More Brits are saving for retirement now compared to two years ago, boosted by the government’s policy of auto-enrolment. That’s according to our Investor Pulse survey, which also shows that the number of 25-74 year olds putting money away specifically for retirement has risen by an impressive 28 per cent since we began the survey two years ago. To date, over 5.5m people have been automatically enrolled into a workplace pension. And sentiment continues to improve, too, with more than half of people feeling optimistic about their financial outlook, a 13 per cent increase since 2013.
But not all is rosy. Despite the painfully low interest rates available on bank accounts, we found that people still overwhelmingly choose to save in cash rather than other investments. The average Brit continues to hold over two-thirds of their wealth in the bank. And people also feel less confident about their financial decision-making – a possible result of increased choice and responsibility following pension freedoms. For the first time, less than half of people tell us they are confident, with particular lows among women (42 per cent) and 45-54 year olds (40 per cent).

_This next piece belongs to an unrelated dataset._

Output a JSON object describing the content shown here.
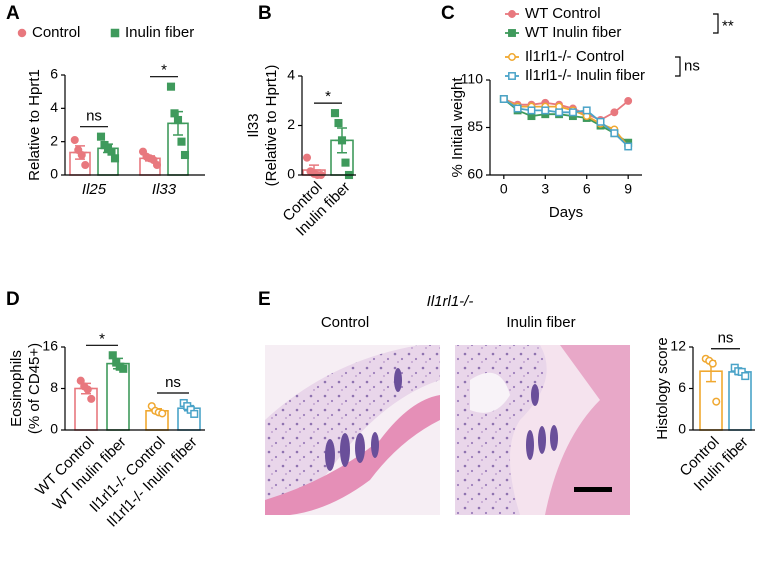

Individuals now have much more flexibility, but that seems to have had the side effect of increasing their anxiety.
But away from the headline figures, what really sticks out this year is the gulf between different types of savers in the UK – or rather between people who save and people who don’t. While two in every 10 people saved more than £6,000 last year – a hefty £500 per month – three in 10 saved less than £600 across the whole year.
We have identified a group of British people who (S)ave and invest more, (M)ake retirement a priority, (A)ctively invest, (R)ecognise the need to spread their investments, and (T)ake financial planning and advice seriously – SMARTs. Nearly one in 10 Britons, from all age groups and income brackets, is a SMART. They typically save and invest more than 10 per cent of their salary, hold no more than 49 per cent of their wealth in cash – and nearly half of them use financial advice. Among this group, eight in 10 feel in control of their financial health and future, compared to just five in 10 across the board.
Industry and government have more to do to encourage Britons to save and invest, and to close this gap. Some excellent suggestions include a digital passport to create a hub for financial activity online, a kitemark for financial guidance, and the establishment of a permanent savings minister role in government. But that doesn’t mean people should sit back and wait for these innovations to be introduced. As SMART savers and investors show, individuals still have the power to lay the foundations of their own future prosperity.